Als wir vor über 30 Jahren erstmals Fischfarmen in schottischen Buchten sahen und in unserem Schottland-Buch* darüber berichteten, da waren wir über die Dimensionen überrascht, doch der weltweite Boom der Netzkonstruktionen begann damals erst richtig. In ihnen drängeln sich jeweils hunderttausend oder mehr Lachse. Die gezüchteten Lachse haben immer weniger mit ihren freilebenden Artgenossen gemein, die den Atlantik durchqueren und so eine ganz andere Konstitution entwickeln. Die Zuchtlachse und andere Fische haben kaum Bewegungsspielraum. Ihre Exkremente vermischen sich am Meeresboden mit Futterresten: das Wasser in so mancher Bucht ist schon umgekippt. Läuse machen sich auf den Fischen breit und werden mit immer härteren Pestiziden bekämpft, was mir aus der Massentierhaltung von Hühnern, Schweinen und Rindern bekannt vorkommt. So war es nicht verwunderlich, dass wir damals Behälter mit einem Chemiecocktail zu Gesicht bekamen, der ursprünglich für Hühner gedacht war und sogar noch den aufgedruckten Hinweis trug, man dürfe den Inhalt keinesfalls in Wasser einbringen! Die chemische Keule wurde ausdifferenziert, doch sie schlägt weiter zu. Wenn wir schon Lachs aus einer Aquakultur konsumieren, dann sollten wir unbedingt auf ‚Bio‘ achten! Die wenigen verbliebenen Bestände an Wildlachs werden durch ausgebüxte Zuchtlachse gefährdet, die nicht nur Krankheiten weitergeben, sondern auch den Genpool der freilebenden Artgenossen gefährden.

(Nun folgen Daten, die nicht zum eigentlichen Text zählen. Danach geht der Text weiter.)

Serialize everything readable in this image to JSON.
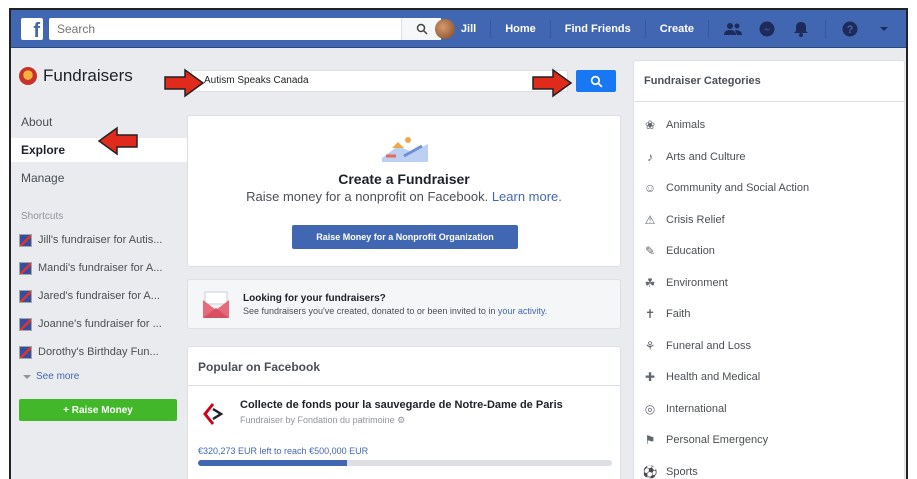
{
  "colors": {
    "brand": "#4267b2",
    "green": "#42b72a",
    "annotation": "#e02a1c"
  },
  "topbar": {
    "search_placeholder": "Search",
    "user_name": "Jill",
    "links": [
      "Home",
      "Find Friends",
      "Create"
    ],
    "icons": [
      "friends-icon",
      "messenger-icon",
      "notifications-icon",
      "help-icon",
      "chevron-down-icon"
    ]
  },
  "left": {
    "title": "Fundraisers",
    "nav": [
      {
        "label": "About",
        "active": false
      },
      {
        "label": "Explore",
        "active": true
      },
      {
        "label": "Manage",
        "active": false
      }
    ],
    "shortcuts_header": "Shortcuts",
    "shortcuts": [
      "Jill's fundraiser for Autis...",
      "Mandi's fundraiser for A...",
      "Jared's fundraiser for A...",
      "Joanne's fundraiser for ...",
      "Dorothy's Birthday Fun..."
    ],
    "see_more": "See more",
    "raise_money_btn": "+ Raise Money"
  },
  "middle": {
    "search_value": "Autism Speaks Canada",
    "create": {
      "title": "Create a Fundraiser",
      "subtitle": "Raise money for a nonprofit on Facebook.",
      "learn_more": "Learn more.",
      "button": "Raise Money for a Nonprofit Organization"
    },
    "looking": {
      "title": "Looking for your fundraisers?",
      "subtitle": "See fundraisers you've created, donated to or been invited to in",
      "link": "your activity."
    },
    "popular": {
      "header": "Popular on Facebook",
      "item_title": "Collecte de fonds pour la sauvegarde de Notre-Dame de Paris",
      "item_sub": "Fundraiser by Fondation du patrimoine",
      "progress_text": "€320,273 EUR left to reach €500,000 EUR",
      "progress_fraction": 0.36
    }
  },
  "right": {
    "header": "Fundraiser Categories",
    "categories": [
      {
        "label": "Animals",
        "icon": "animals-icon"
      },
      {
        "label": "Arts and Culture",
        "icon": "arts-icon"
      },
      {
        "label": "Community and Social Action",
        "icon": "community-icon"
      },
      {
        "label": "Crisis Relief",
        "icon": "crisis-icon"
      },
      {
        "label": "Education",
        "icon": "education-icon"
      },
      {
        "label": "Environment",
        "icon": "environment-icon"
      },
      {
        "label": "Faith",
        "icon": "faith-icon"
      },
      {
        "label": "Funeral and Loss",
        "icon": "funeral-icon"
      },
      {
        "label": "Health and Medical",
        "icon": "health-icon"
      },
      {
        "label": "International",
        "icon": "globe-icon"
      },
      {
        "label": "Personal Emergency",
        "icon": "emergency-icon"
      },
      {
        "label": "Sports",
        "icon": "sports-icon"
      }
    ]
  }
}
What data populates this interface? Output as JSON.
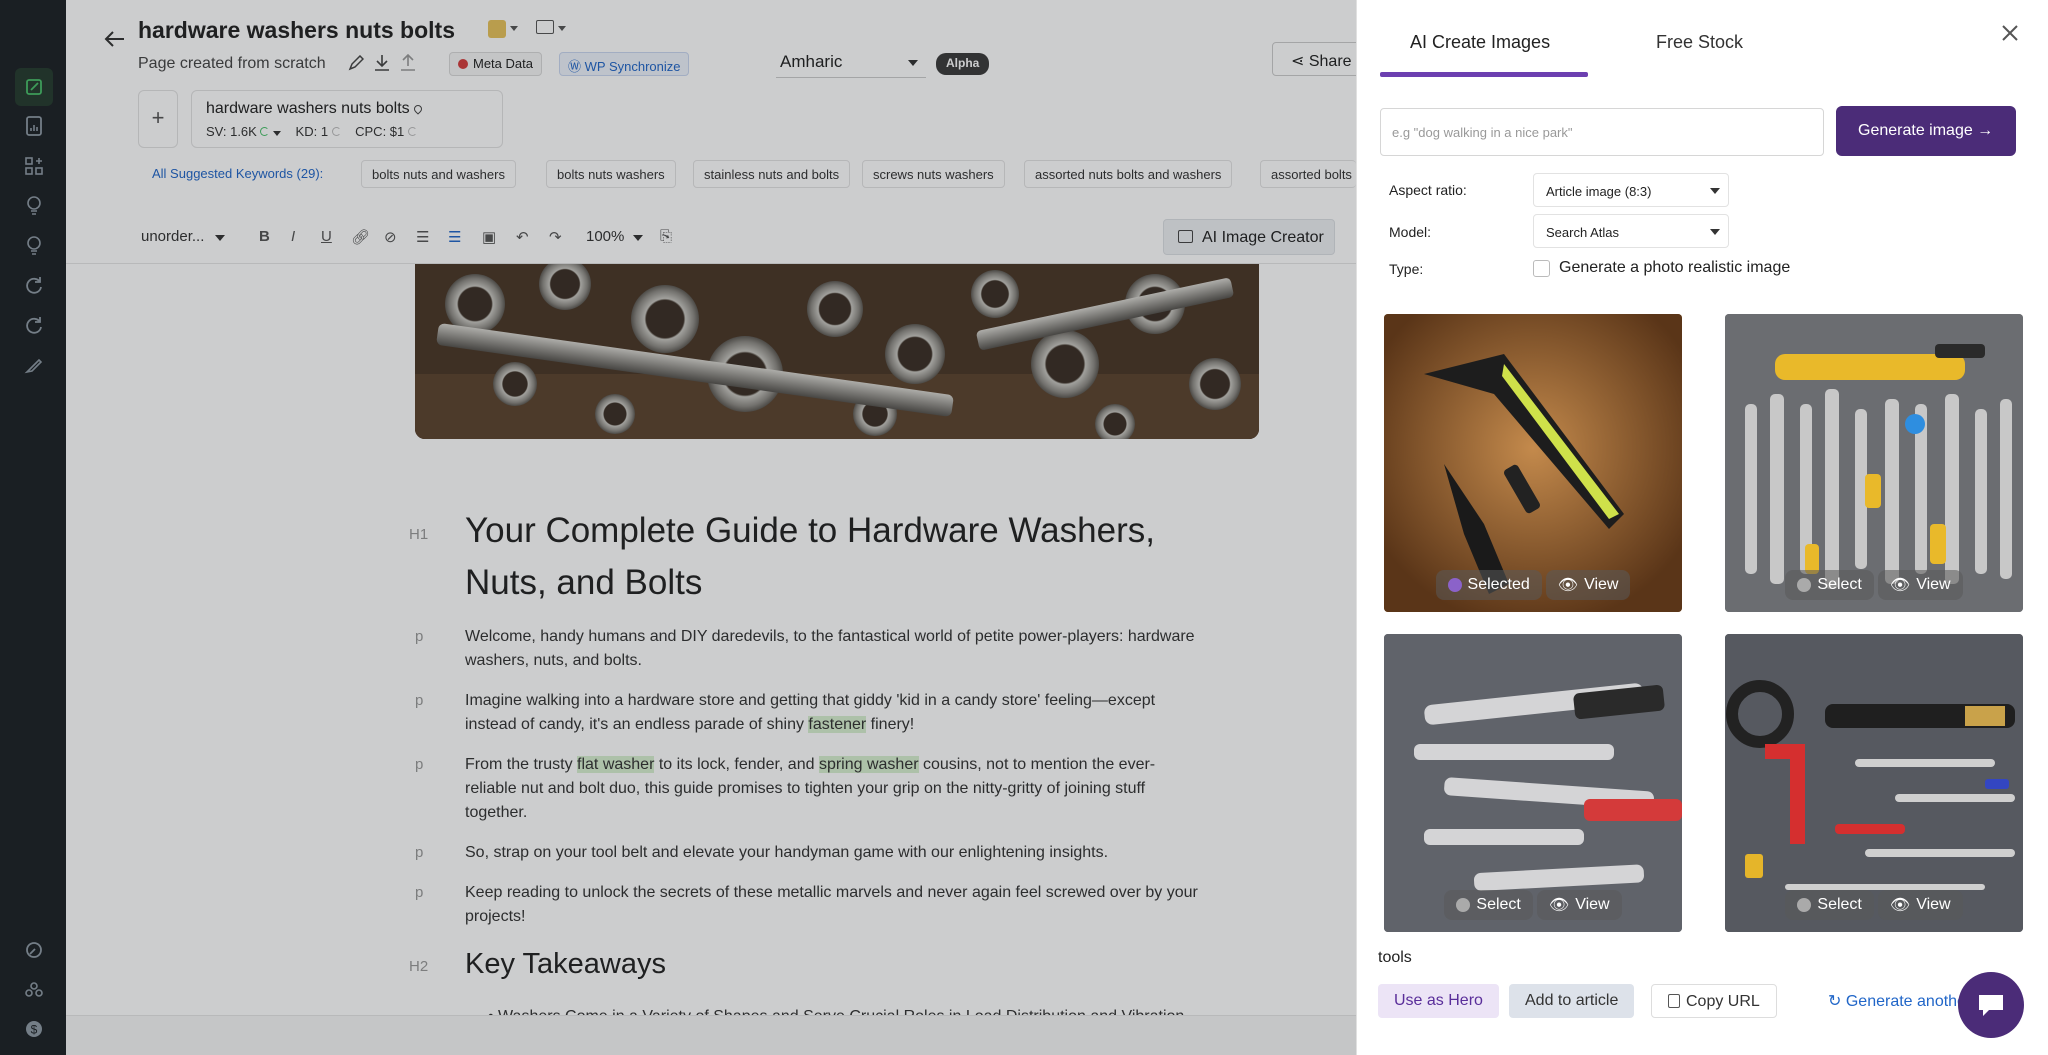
{
  "rail": {
    "icons": [
      "edit-icon",
      "document-icon",
      "widgets-icon",
      "bulb-icon",
      "bulb-outline-icon",
      "refresh-icon",
      "sync-icon",
      "pen-icon",
      "search-settings-icon",
      "users-icon",
      "dollar-icon"
    ]
  },
  "header": {
    "title": "hardware washers nuts bolts",
    "subtitle": "Page created from scratch",
    "meta_label": "Meta Data",
    "wp_label": "WP Synchronize",
    "language": "Amharic",
    "alpha": "Alpha",
    "share": "Share"
  },
  "keyword": {
    "name": "hardware washers nuts bolts",
    "sv": "SV: 1.6K",
    "kd": "KD: 1",
    "cpc": "CPC: $1"
  },
  "suggested": {
    "label": "All Suggested Keywords (29):",
    "items": [
      "bolts nuts and washers",
      "bolts nuts washers",
      "stainless nuts and bolts",
      "screws nuts washers",
      "assorted nuts bolts and washers",
      "assorted bolts"
    ]
  },
  "toolbar": {
    "style": "unorder...",
    "zoom": "100%",
    "ai_creator": "AI Image Creator"
  },
  "article": {
    "h1_tag": "H1",
    "h1": "Your Complete Guide to Hardware Washers, Nuts, and Bolts",
    "p_tag": "p",
    "p1": "Welcome, handy humans and DIY daredevils, to the fantastical world of petite power-players: hardware washers, nuts, and bolts.",
    "p2a": "Imagine walking into a hardware store and getting that giddy 'kid in a candy store' feeling—except instead of candy, it's an endless parade of shiny ",
    "p2b": "fastener",
    "p2c": " finery!",
    "p3a": "From the trusty ",
    "p3b": "flat washer",
    "p3c": " to its lock, fender, and ",
    "p3d": "spring washer",
    "p3e": " cousins, not to mention the ever-reliable nut and bolt duo, this guide promises to tighten your grip on the nitty-gritty of joining stuff together.",
    "p4": "So, strap on your tool belt and elevate your handyman game with our enlightening insights.",
    "p5": "Keep reading to unlock the secrets of these metallic marvels and never again feel screwed over by your projects!",
    "h2_tag": "H2",
    "h2": "Key Takeaways",
    "bullet": "Washers Come in a Variety of Shapes and Serve Crucial Roles in Load Distribution and Vibration"
  },
  "panel": {
    "tab_ai": "AI Create Images",
    "tab_stock": "Free Stock",
    "prompt_placeholder": "e.g \"dog walking in a nice park\"",
    "generate": "Generate image →",
    "aspect_label": "Aspect ratio:",
    "aspect_value": "Article image (8:3)",
    "model_label": "Model:",
    "model_value": "Search Atlas",
    "type_label": "Type:",
    "type_option": "Generate a photo realistic image",
    "tiles": [
      {
        "select": "Selected",
        "view": "View"
      },
      {
        "select": "Select",
        "view": "View"
      },
      {
        "select": "Select",
        "view": "View"
      },
      {
        "select": "Select",
        "view": "View"
      }
    ],
    "caption": "tools",
    "use_hero": "Use as Hero",
    "add_article": "Add to article",
    "copy_url": "Copy URL",
    "generate_another": "Generate another image"
  },
  "colors": {
    "accent": "#4b2c78",
    "tab_underline": "#6c3fb0",
    "link": "#2166c8",
    "highlight": "#d8f0d0"
  }
}
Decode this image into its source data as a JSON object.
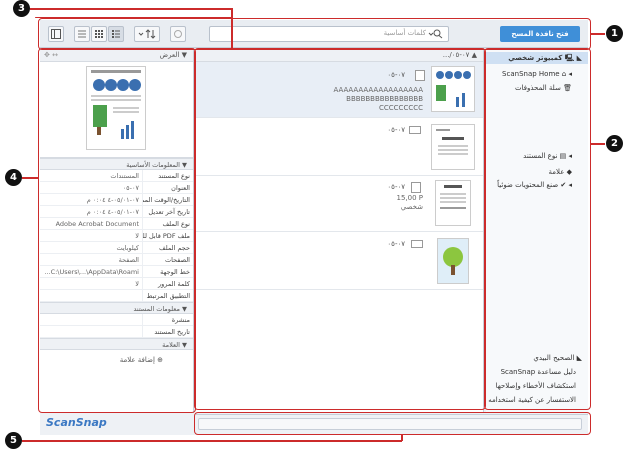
{
  "toolbar": {
    "search_placeholder": "كلمات أساسية",
    "scan_button": "فتح نافذة المسح"
  },
  "info_panel": {
    "header": "العرض",
    "basic_section": "المعلومات الأساسية",
    "rows": [
      {
        "key": "نوع المستند",
        "value": "المستندات"
      },
      {
        "key": "العنوان",
        "value": "٠٧-٠٥"
      },
      {
        "key": "التاريخ/الوقت المم...",
        "value": "٠٧-٠٥/٠١-٤ ٠:٠٤ م"
      },
      {
        "key": "تاريخ آخر تعديل",
        "value": "٠٧-٠٥/٠١-٤ ٠:٠٤ م"
      },
      {
        "key": "نوع الملف",
        "value": "Adobe Acrobat Document"
      },
      {
        "key": "ملف PDF قابل للـ...",
        "value": "لا"
      },
      {
        "key": "حجم الملف",
        "value": "كيلوبايت"
      },
      {
        "key": "الصفحات",
        "value": "الصفحة"
      },
      {
        "key": "خط الوجهة",
        "value": "C:\\Users\\...\\AppData\\Roami..."
      },
      {
        "key": "كلمة المرور",
        "value": "لا"
      },
      {
        "key": "التطبيق المرتبط",
        "value": ""
      }
    ],
    "doc_section": "معلومات المستند",
    "doc_rows": [
      {
        "key": "منشرة",
        "value": ""
      },
      {
        "key": "تاريخ المستند",
        "value": ""
      }
    ],
    "tag_section": "العلامة",
    "add_tag": "إضافة علامة"
  },
  "file_list": {
    "header_date": "٠٧-٠٥/...",
    "files": [
      {
        "date": "٠٧-٠٥",
        "line1": "AAAAAAAAAAAAAAAAAA",
        "line2": "BBBBBBBBBBBBBBBB",
        "line3": "CCCCCCCCC"
      },
      {
        "date": "٠٧-٠٥",
        "line1": "",
        "line2": "",
        "line3": ""
      },
      {
        "date": "٠٧-٠٥",
        "line1": "15,00 P",
        "line2": "شخصي",
        "line3": ""
      },
      {
        "date": "٠٧-٠٥",
        "line1": "",
        "line2": "",
        "line3": ""
      }
    ]
  },
  "nav": {
    "computer": "كمبيوتر شخصي",
    "home": "ScanSnap Home",
    "trash": "سلة المحذوفات",
    "doc_type": "نوع المستند",
    "tag": "علامة",
    "ocr": "صنع المحتويات ضوئياً",
    "help_header": "الصحيح البيدي",
    "help1": "دليل مساعدة ScanSnap",
    "help2": "استكشاف الأخطاء وإصلاحها",
    "help3": "الاستفسار عن كيفية استخدامه"
  },
  "footer": {
    "logo": "ScanSnap"
  },
  "callouts": [
    "1",
    "2",
    "3",
    "4",
    "5"
  ],
  "colors": {
    "accent": "#3f8fd8",
    "callout": "#cc2b2b"
  }
}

Windkraft statt Ölförderung
Der Weg ins Ökozeitalter scheint in ‚europäischen‘ Meeren mit dem langsamen Übergang von der Öl- und Gasförderung zur Windkraft eingeschlagen zu werden. Dieser Weg ist sicher stimmig, wenn wir die Folgen für die Erderwärmung betrachten, denn die Verbrennung von fossilen Energieträgern lässt die Erderwärmung zunehmen und den Klimawandel galoppieren. Darüber hinaus haben Ölaustritte an Plattformen, aus Pipelines oder havarierten Tankschiffen zu Umweltkatastrophen geführt. Wenn Ölfördereinrichtungen aufgegeben werden, muss unbedingt dafür gesorgt werden, dass keine umweltschädlichen Stoffe in den Konstruktionen verbleiben.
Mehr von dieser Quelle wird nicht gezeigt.